China's bursts of Han nationalism – often resulting in violent indignation – have been marked by such contradictions. Popular calls to boycott Western imports over the recent pro-Tibet actions against the torch, for instance, have been squashed by officials – to prevent boycotts of Chinese exports.
A more worrisome conundrum for China's leaders is that their own past attempts to incite domestic anger at other countries – mainly Japan and the US – have now opened the door to grass-roots protests that can quickly escalate with private mobilization over the Internet. The Communist Party, which has intensified "patriotic" indoctrination since 1994, has lately insisted on what they term "rational" nationalism.
Two weeks ago, for instance, Internet-driven protests almost got out of hand in several Chinese cities against French-owned Carrefour supermarkets. People were upset at actions in Paris against the torch relay and a famous Chinese athlete. A follow-up protest against Carrefour May 1 was contained by officials who banned online searches for the word Carrefour.

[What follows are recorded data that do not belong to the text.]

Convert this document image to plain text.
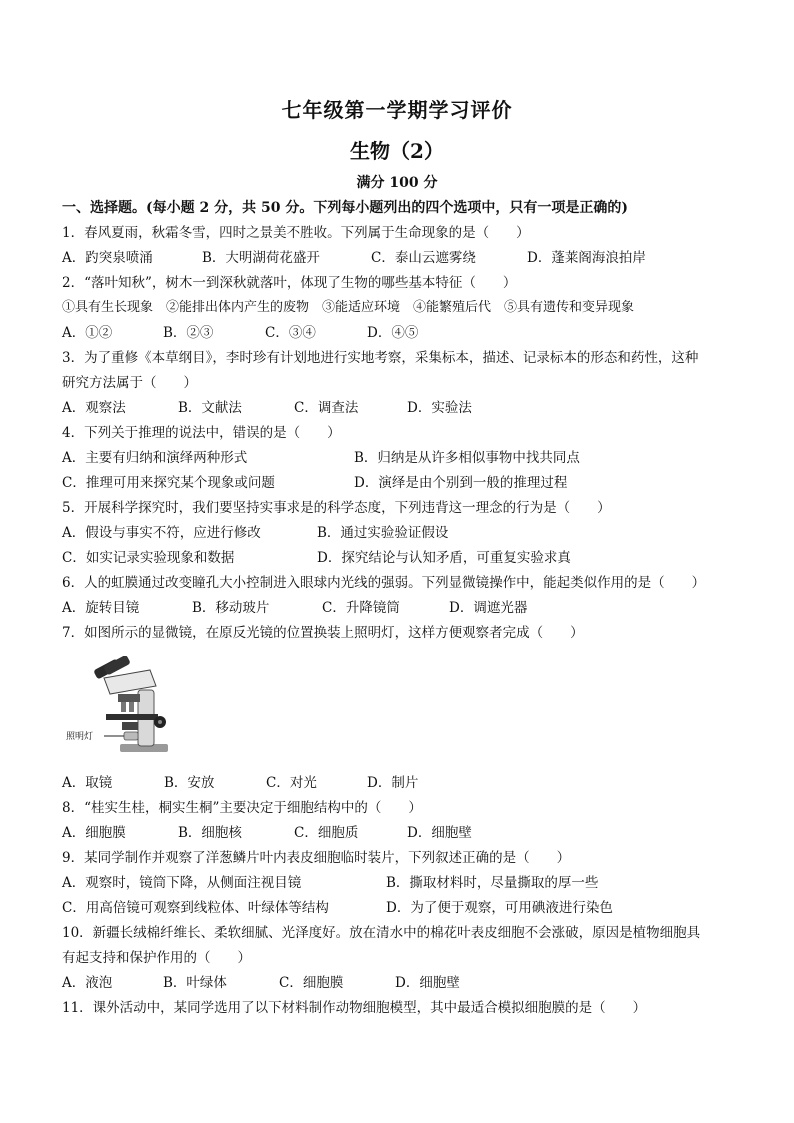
七年级第一学期学习评价
生物（2）
满分 100 分
一、选择题。(每小题 2 分，共 50 分。下列每小题列出的四个选项中，只有一项是正确的)
1．春风夏雨，秋霜冬雪，四时之景美不胜收。下列属于生命现象的是（　　）
A．趵突泉喷涌	B．大明湖荷花盛开	C．泰山云遮雾绕	D．蓬莱阁海浪拍岸
2．“落叶知秋”，树木一到深秋就落叶，体现了生物的哪些基本特征（　　）
①具有生长现象　②能排出体内产生的废物　③能适应环境　④能繁殖后代　⑤具有遗传和变异现象
A．①②	B．②③	C．③④	D．④⑤
3．为了重修《本草纲目》，李时珍有计划地进行实地考察，采集标本，描述、记录标本的形态和药性，这种
研究方法属于（　　）
A．观察法	B．文献法	C．调查法	D．实验法
4．下列关于推理的说法中，错误的是（　　）
A．主要有归纳和演绎两种形式	B．归纳是从许多相似事物中找共同点
C．推理可用来探究某个现象或问题	D．演绎是由个别到一般的推理过程
5．开展科学探究时，我们要坚持实事求是的科学态度，下列违背这一理念的行为是（　　）
A．假设与事实不符，应进行修改	B．通过实验验证假设
C．如实记录实验现象和数据	D．探究结论与认知矛盾，可重复实验求真
6．人的虹膜通过改变瞳孔大小控制进入眼球内光线的强弱。下列显微镜操作中，能起类似作用的是（　　）
A．旋转目镜	B．移动玻片	C．升降镜筒	D．调遮光器
7．如图所示的显微镜，在原反光镜的位置换装上照明灯，这样方便观察者完成（　　）
照明灯
A．取镜	B．安放	C．对光	D．制片
8．“桂实生桂，桐实生桐”主要决定于细胞结构中的（　　）
A．细胞膜	B．细胞核	C．细胞质	D．细胞壁
9．某同学制作并观察了洋葱鳞片叶内表皮细胞临时装片，下列叙述正确的是（　　）
A．观察时，镜筒下降，从侧面注视目镜	B．撕取材料时，尽量撕取的厚一些
C．用高倍镜可观察到线粒体、叶绿体等结构	D．为了便于观察，可用碘液进行染色
10．新疆长绒棉纤维长、柔软细腻、光泽度好。放在清水中的棉花叶表皮细胞不会涨破，原因是植物细胞具
有起支持和保护作用的（　　）
A．液泡	B．叶绿体	C．细胞膜	D．细胞壁
11．课外活动中，某同学选用了以下材料制作动物细胞模型，其中最适合模拟细胞膜的是（　　）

The real rub for the party: Unfettered nationalism might cause people to turn against it. Officials are busy enough suppressing hundreds of local protests a year by farmers and workers increasingly venting anger at misrule, inflation, land grabs, or graft. And during the Tibet crisis of the past few weeks, China has seen zealous protesters turn on fellow Chinese who don't take a hard line. One Chinese student at Duke University who tried to mediate between pro-Tibet and pro-China activists on campus was called a traitor back home, and her family there was threatened.
The party's difficulty lies in defining a "rational" identity for a country that suppresses non-Han minorities (about 8 percent of the population) and floods the Muslim west and Tibet with Han Chinese (thus the anti-Han riots in March).
Near-xenophobic nationalism is a useful tool to unify a land of 1.3 billion people. It provides cover for official mistakes and jailing of dissidents. But aggressive action against foreigners only portrays China as a bully, hurting its "peaceful rise" to power – especially just before the Olympics. A recent poll showed that Europeans now see China as the world's biggest threat to world stability.
Foreign talk of boycotting the Olympics, and thus marring China's "coming out" party as an economic giant, only fuels nationalist anger and revives memories of past humiliations by foreign powers. Beijing might become less cooperative on trade, nuclear proliferation, and other issues, and not be a "stakeholder" in global affairs.
China's potential to implode under its nationalism is, ironically, a result of the party's insecure grip on power and thus its need to command authority by lighting a patriotic torch. But love of country should not mean hatred of others.
When the Olympic torch finally reaches Beijing Aug. 8, will the Chinese see it as the world's? Or as their own?